Realization vs Recognition
The words recognition and realization are used individually in many contexts but when they are used in combination it is definitely in context of accounting. Both these words can be used to define revenue, taxes, profit or loss of a company. A company that is running its business in a profitable way turns its inventory into cash by selling the products or services and it’s the recognition of revenue through this process. Once the recognition of the revenue is over the entries of the transactions is made formally in the account books and if the books show profitability then it is the realization of the revenue. As the business is carried out and profit is earned the tax liabilities also accumulate. The recognition of the tax liability is seen by the company during the period business is carried out and its realization takes place once accounting books are formally prepared and the amount is paid to the government.

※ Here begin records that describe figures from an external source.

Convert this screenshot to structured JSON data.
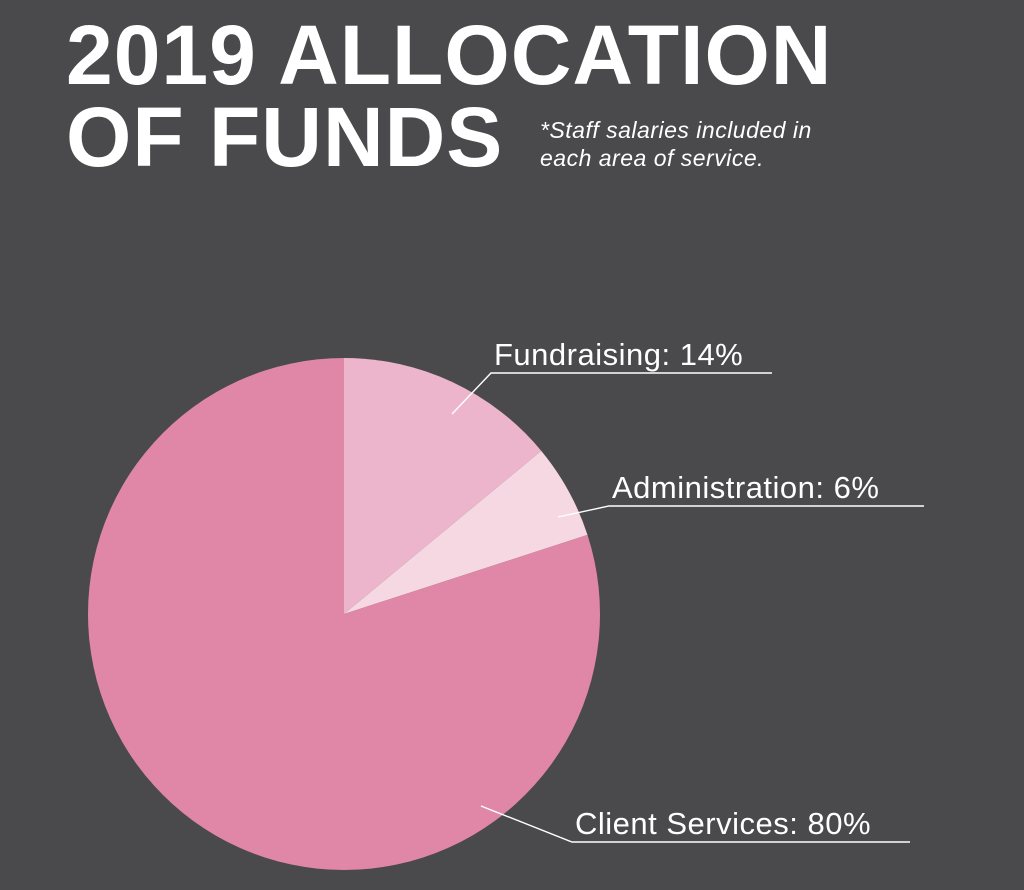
{
  "title": {
    "line1": "2019 ALLOCATION",
    "line2": "OF FUNDS"
  },
  "note": {
    "line1": "*Staff salaries included in",
    "line2": "each area of service."
  },
  "chart_data": {
    "type": "pie",
    "title": "2019 ALLOCATION OF FUNDS",
    "slices": [
      {
        "label": "Fundraising: 14%",
        "name": "Fundraising",
        "value": 14,
        "color": "#ecb5cb"
      },
      {
        "label": "Administration: 6%",
        "name": "Administration",
        "value": 6,
        "color": "#f6d8e2"
      },
      {
        "label": "Client Services: 80%",
        "name": "Client Services",
        "value": 80,
        "color": "#e087a8"
      }
    ],
    "start_angle": "12 o'clock",
    "direction": "clockwise",
    "legend": "callout labels"
  }
}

Recognition of the revenue is a continuous process in a profitable business and is calculated by subtracting the expenses incurred in carrying out the business from the revenues generated. If profitability is not there in business then it is the realization of losses that are to be observed. A company’s recognition of revenue is not dependent on the way the business is carried out like it’s a cash sale or credit sale. As soon as a credit sale takes place revenue is recognized and is not depended on the time when payments will be received.
Realization of the revenue starts only after recognition of the revenue ends. Whether it is profit or loss the realization is reported formally in the account books. Realization of the revenue is the accurate figure and a true indicator of the health of the company. Realization of revenues is immediate in a cash business but in business carried out on credit realization is made when payments are received.
Recognition vs Realization
• Recognition is a continuous process and realization is the process that ends recognition.
• Recognition is an estimate but realization is accurate and exact.
• Recognition is not dependent on business pattern but realization is different in cash and credit type.
• Recognition is used to see where company is heading but realization clearly shows it.
• Recognition can be manipulated by deferring expenses but realization can not be manipulated.